“Yes,” said Lorrimer. “By way of example, let me relate the true history of James and John.”

“James was the model boy. He studied his lessons, was conscientious and persevering. He held the top of the class so often that he came to consider he had an option on it. He nearly wore his books out with study, and on prize-giving days he was the star actor on the programme. Brilliant future prophesied for James.

“Twin brother John, on the other hand, as consistently held down the bottom of the class. He was lazy, unambitious, irreverent. He preferred play to study, and was the idol of the unregenerate. Direst failure prophesied for John.

“James went into the hardware store and commenced to save his earnings. Soon he was promoted to be salesman. He began to teach in the Sunday School. He was eager to work overtime, and spent his evenings studying the problems of the business.

“John began to take the downward path right away. He attended race-courses, boldly entered saloons, haunted low music-halls. The prophets looked wiser than ever. He lost his job and took to singing at smoking concerts. He spent his time trying to give comic imitations of his decent neighbours, and practising buck-and-wing dances till his legs seemed double-jointed.

“James at this period wore glossy clothes, and refused to recognise John on the street. John merely grinned.

“James stayed with the home town, married respectably, and had six children in rapid succession as every respectable married man should. He owned the house he lived in and at last became head of the hardware store.

“John one day disappeared; said the village was too small for him; wanted to get to a City where he could have scope for his talents. Said the prophets: ‘I told you so.’

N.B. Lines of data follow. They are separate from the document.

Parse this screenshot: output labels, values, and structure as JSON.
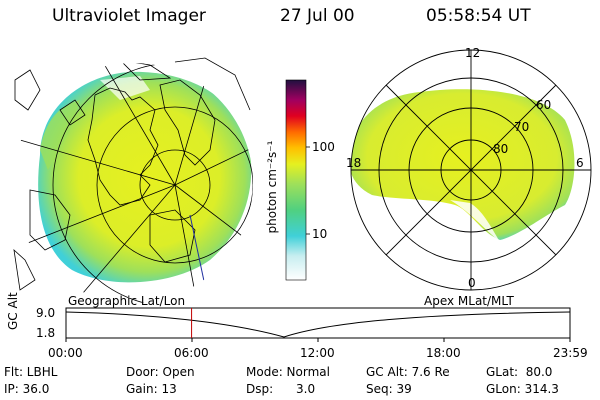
{
  "header": {
    "title": "Ultraviolet Imager",
    "date": "27 Jul 00",
    "time": "05:58:54 UT"
  },
  "colorbar": {
    "unit_label": "photon cm⁻²s⁻¹",
    "ticks": [
      "100",
      "10"
    ]
  },
  "left_panel": {
    "caption": "Geographic Lat/Lon"
  },
  "right_panel": {
    "caption": "Apex MLat/MLT",
    "mlt_labels": [
      "12",
      "18",
      "6",
      "0"
    ],
    "lat_labels": [
      "60",
      "70",
      "80"
    ]
  },
  "timeline": {
    "ylabel": "GC Alt",
    "yticks": [
      "9.0",
      "1.8"
    ],
    "xticks": [
      "00:00",
      "06:00",
      "12:00",
      "18:00",
      "23:59"
    ],
    "marker_time_hours": 5.98
  },
  "info": {
    "col1": [
      "Flt: LBHL",
      "IP: 36.0"
    ],
    "col2": [
      "Door: Open",
      "Gain: 13"
    ],
    "col3": [
      "Mode: Normal",
      "Dsp:      3.0"
    ],
    "col4": [
      "GC Alt: 7.6 Re",
      "Seq: 39"
    ],
    "col5": [
      "GLat:  80.0",
      "GLon: 314.3"
    ]
  },
  "colors": {
    "aurora_yellow": "#e6f020",
    "aurora_green": "#9ee05a",
    "aurora_cyan": "#40d0d8",
    "marker_red": "#c00000"
  }
}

“And to-day James, my friends, is a school trustee, an alderman, a deacon of the church. He is pointed out to the rising generation as a model of industry and success. But John—where is John?

“Alas! John is, I regret to say, at present touring in the Frobert & Schumann Vaudeville Circuit. He is a headliner, and makes five hundred dollars a week. All he does for it is to sing some half a dozen songs every night, in which he takes off his native townsmen, and to dance some eccentric steps of his own invention. He has a limousine, a house on Riverside Drive, and a box of securities in the Safety Deposit Vault that makes the clerk stagger every time he takes it out. He talks of buying up his native village some day and the prophets have gone out of business.